Photo: © Africa Renouveau / Gumisai Mutume


Au Ghana, lorsque le processus de mise en oeuvre du Mécanisme a débuté, il a aussi fallu dissiper “l’idée fausse selon laquelle l’examen ne porterait que sur la branche exécutive du gouvernement”, a déclaré M. Kojo Assan. Il importait donc d’informer la population que les trois branches du gouvernement- l’exécutif, le législatif et le judiciaire- seraient évaluées. En outre, on a informé le public que les institutions indépendantes telles que la Commission électorale et la Commission des droits de l’homme, les organisations de la société civile et le secteur privé seraient également évalués. “Le processus d’évaluation a donc un caractère national et, en tant que tel, constitue une évaluation de l’état de la gouvernance au Ghana sous tous ses aspects”, indique-t-il. “La réussite du processus d’évaluation repose sur la participation libre de tous au processus.”

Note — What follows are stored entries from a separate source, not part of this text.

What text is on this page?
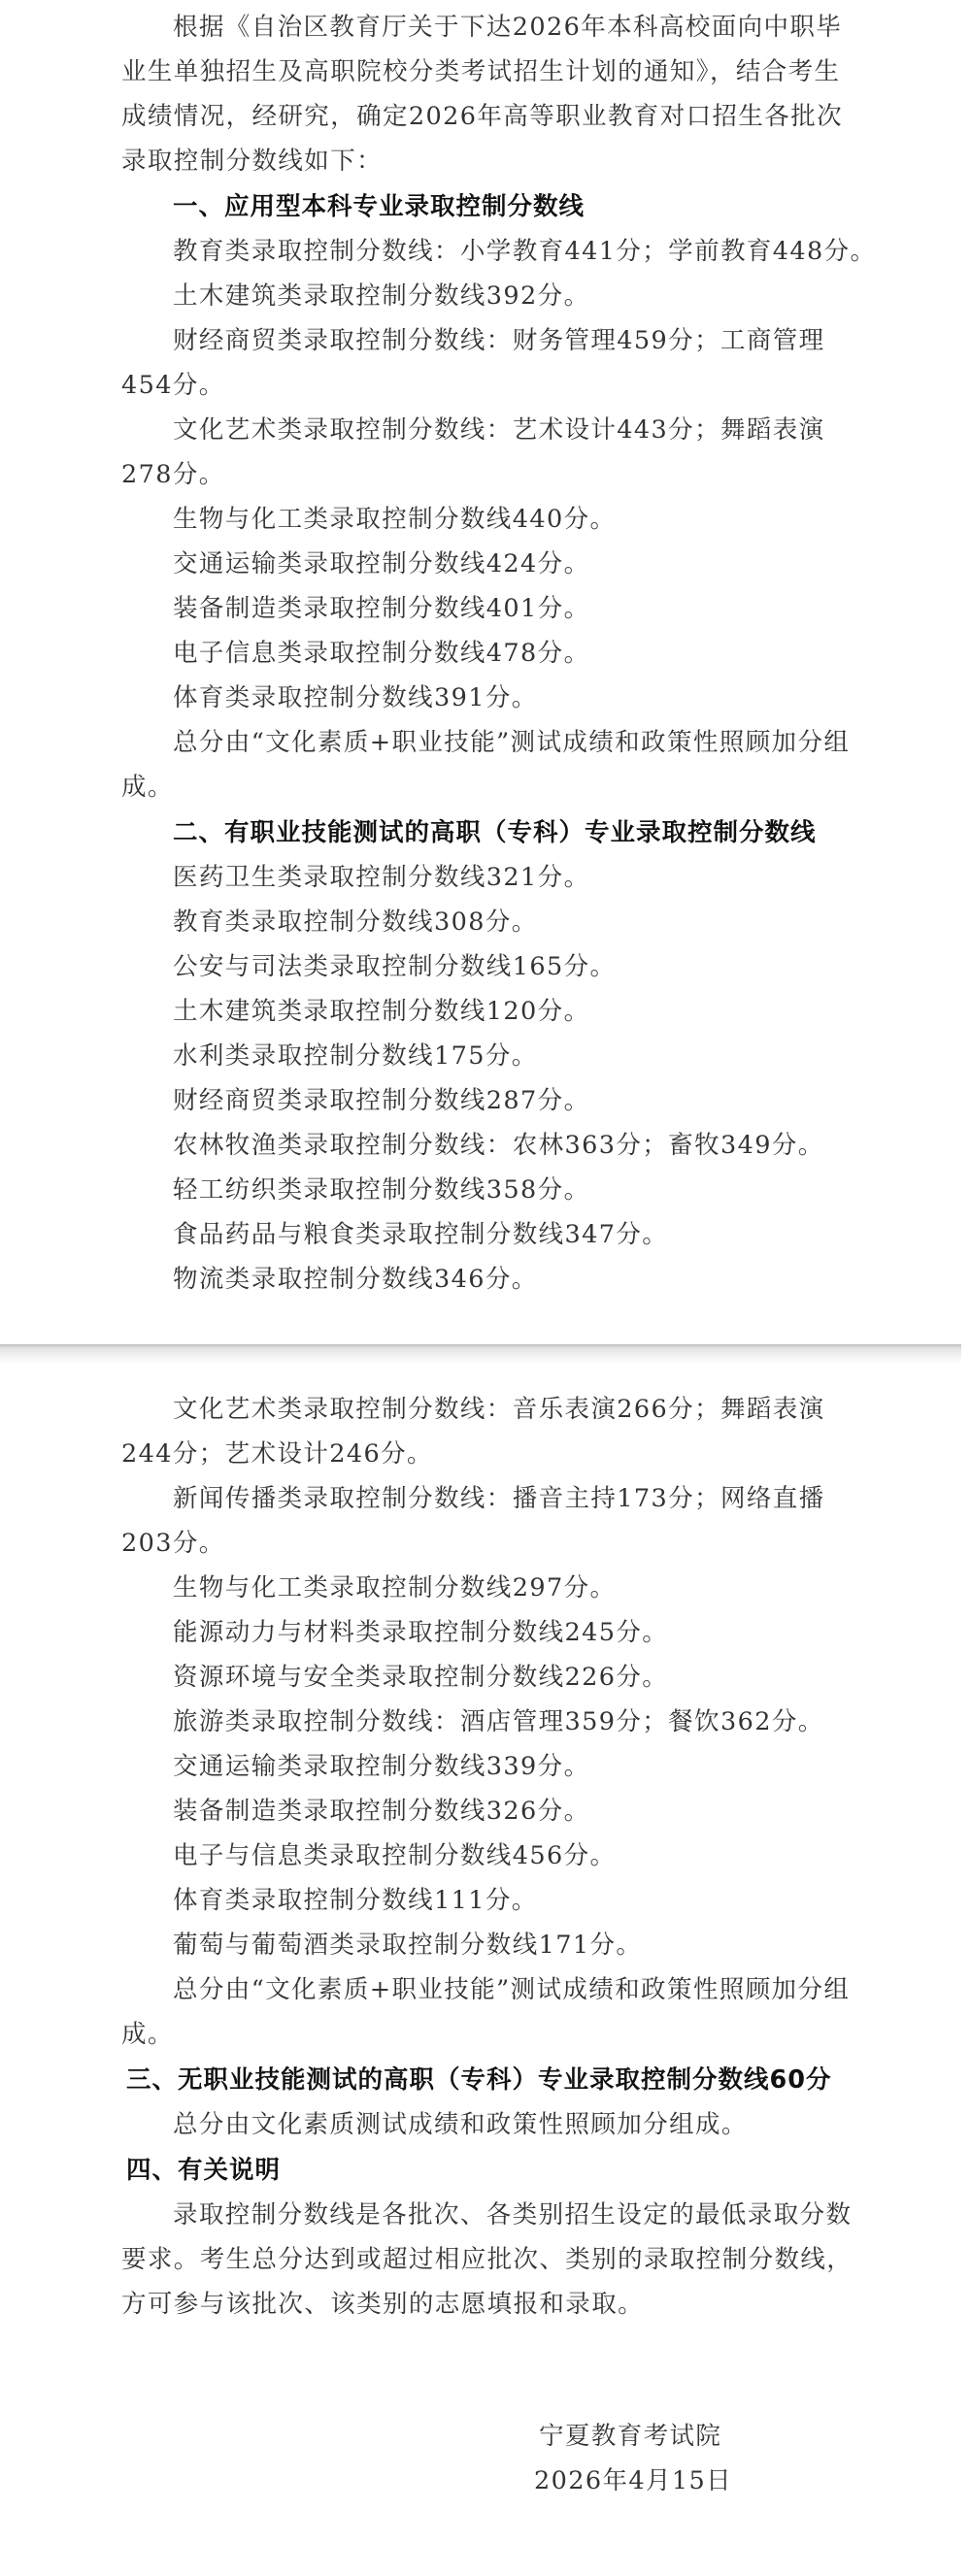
根据《自治区教育厅关于下达2026年本科高校面向中职毕
业生单独招生及高职院校分类考试招生计划的通知》，结合考生
成绩情况，经研究，确定2026年高等职业教育对口招生各批次
录取控制分数线如下：
一、应用型本科专业录取控制分数线
教育类录取控制分数线：小学教育441分；学前教育448分。
土木建筑类录取控制分数线392分。
财经商贸类录取控制分数线：财务管理459分；工商管理
454分。
文化艺术类录取控制分数线：艺术设计443分；舞蹈表演
278分。
生物与化工类录取控制分数线440分。
交通运输类录取控制分数线424分。
装备制造类录取控制分数线401分。
电子信息类录取控制分数线478分。
体育类录取控制分数线391分。
总分由“文化素质+职业技能”测试成绩和政策性照顾加分组
成。
二、有职业技能测试的高职（专科）专业录取控制分数线
医药卫生类录取控制分数线321分。
教育类录取控制分数线308分。
公安与司法类录取控制分数线165分。
土木建筑类录取控制分数线120分。
水利类录取控制分数线175分。
财经商贸类录取控制分数线287分。
农林牧渔类录取控制分数线：农林363分；畜牧349分。
轻工纺织类录取控制分数线358分。
食品药品与粮食类录取控制分数线347分。
物流类录取控制分数线346分。
文化艺术类录取控制分数线：音乐表演266分；舞蹈表演
244分；艺术设计246分。
新闻传播类录取控制分数线：播音主持173分；网络直播
203分。
生物与化工类录取控制分数线297分。
能源动力与材料类录取控制分数线245分。
资源环境与安全类录取控制分数线226分。
旅游类录取控制分数线：酒店管理359分；餐饮362分。
交通运输类录取控制分数线339分。
装备制造类录取控制分数线326分。
电子与信息类录取控制分数线456分。
体育类录取控制分数线111分。
葡萄与葡萄酒类录取控制分数线171分。
总分由“文化素质+职业技能”测试成绩和政策性照顾加分组
成。
三、无职业技能测试的高职（专科）专业录取控制分数线60分
总分由文化素质测试成绩和政策性照顾加分组成。
四、有关说明
录取控制分数线是各批次、各类别招生设定的最低录取分数
要求。考生总分达到或超过相应批次、类别的录取控制分数线，
方可参与该批次、该类别的志愿填报和录取。
宁夏教育考试院
2026年4月15日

Dans un document consacré au Mécanisme d’évaluation intra-africaine, M. Ravi Kanbur, ancien conseiller économique à la Banque mondiale qui enseigne à présent les affaires internationales et l’économie à l’Université de Cornell aux Etats-Unis indique que la réussite du programme dépendra également de la capacité des pays à le mettre pleinement en oeuvre. Pour chacun de ces quatre domaines -- démocratie et gouvernance politique, gouvernance et gestion économiques, direction des entreprises et développement socioéconomique -- il existe une liste d’une centaine d’indicateurs, de normes et de critères dont on se sert pour exploiter les résultats des enquêtes. “Même en tenant compte des répétitions et de la volonté de ne négliger dans un premier temps aucun aspect, cette liste est trop longue pour qu’on puisse l’appliquer de manière avertie”, écrit M. Kanbur. Il suggère donc de réduire les domaines traités, du moins dans un premier temps, à la démocratie et à la gouvernance politique, “afin d’éviter que l’énormité de la tâche n’entraîne sa faillite”.

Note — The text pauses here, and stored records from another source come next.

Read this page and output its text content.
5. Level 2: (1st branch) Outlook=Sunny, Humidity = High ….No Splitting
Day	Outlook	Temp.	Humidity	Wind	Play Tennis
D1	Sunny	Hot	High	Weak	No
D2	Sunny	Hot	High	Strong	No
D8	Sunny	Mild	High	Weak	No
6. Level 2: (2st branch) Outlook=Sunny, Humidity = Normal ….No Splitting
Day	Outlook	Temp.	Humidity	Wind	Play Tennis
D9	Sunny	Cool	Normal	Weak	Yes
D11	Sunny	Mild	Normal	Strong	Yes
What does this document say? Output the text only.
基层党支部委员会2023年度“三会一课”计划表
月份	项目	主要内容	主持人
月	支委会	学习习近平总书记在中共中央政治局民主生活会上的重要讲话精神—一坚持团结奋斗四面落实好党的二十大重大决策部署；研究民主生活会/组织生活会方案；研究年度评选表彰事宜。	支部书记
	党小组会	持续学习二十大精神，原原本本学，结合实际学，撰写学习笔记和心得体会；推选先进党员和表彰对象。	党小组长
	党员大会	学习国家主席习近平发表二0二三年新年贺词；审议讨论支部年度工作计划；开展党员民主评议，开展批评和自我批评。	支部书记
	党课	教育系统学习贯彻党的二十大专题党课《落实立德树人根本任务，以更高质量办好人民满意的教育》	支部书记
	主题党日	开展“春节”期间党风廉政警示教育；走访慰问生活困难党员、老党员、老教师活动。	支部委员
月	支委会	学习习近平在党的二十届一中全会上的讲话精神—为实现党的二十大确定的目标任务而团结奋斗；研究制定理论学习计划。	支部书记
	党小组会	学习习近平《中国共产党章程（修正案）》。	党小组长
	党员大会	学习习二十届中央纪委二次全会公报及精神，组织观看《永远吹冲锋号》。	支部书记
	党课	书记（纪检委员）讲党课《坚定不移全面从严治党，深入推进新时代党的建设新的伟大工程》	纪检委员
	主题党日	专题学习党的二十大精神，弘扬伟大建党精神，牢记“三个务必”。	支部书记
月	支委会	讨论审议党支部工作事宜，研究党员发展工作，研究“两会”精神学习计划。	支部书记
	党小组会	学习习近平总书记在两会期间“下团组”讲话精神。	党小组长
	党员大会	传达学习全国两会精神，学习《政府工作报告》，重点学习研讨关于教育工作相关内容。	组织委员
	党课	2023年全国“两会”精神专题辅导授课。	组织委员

Participation de la société civile

La réussite du programme dépendra également de la qualité du secrétariat dont dispose le Mécanisme ainsi que des compétences techniques de son personnel et de chaque équipe d’évaluation des pays. Les observateurs font valoir par ailleurs qu’il est essentiel que le Mécanisme soit autonome et que son intégrité serait compromise si l’on pouvait penser que ceux qui le constituent subissent une influence externe. L’autonomie du Mécanisme dépend dans une certaine mesure de l’autorité du Groupe de personnalités éminentes membres du Mécanisme d’évaluation intra-africaine. Le groupe se compose actuellement d’Africains de renom dont Mme Graça Machel (Mozambique), M. Adebayo Adedeji (Nigéria) et M. Chris Stals (Afrique du Sud).

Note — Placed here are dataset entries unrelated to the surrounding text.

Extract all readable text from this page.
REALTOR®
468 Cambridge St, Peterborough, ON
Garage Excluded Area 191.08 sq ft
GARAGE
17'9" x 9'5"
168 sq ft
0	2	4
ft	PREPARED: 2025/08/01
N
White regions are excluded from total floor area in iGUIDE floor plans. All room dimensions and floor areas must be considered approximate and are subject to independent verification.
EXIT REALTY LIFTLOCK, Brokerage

Le succès de l’initiative se mesurera aussi à l’aune de la participation de la société civile. Selon M. Kanbur, le processus tirerait parti d’un dialogue animé avec la société civile et d’une multitude d’examens réalisés par divers secteurs de la société. Dans le cadre du processus d’évaluation, le NEPAD devrait, note M. Kanbur, “mettre de côté des ressources substantielles pour donner à la société civile du pays considéré les moyens de procéder à ses propres évaluations et de juger d’un oeil critique l’évaluation réalisée par le Mécanisme”.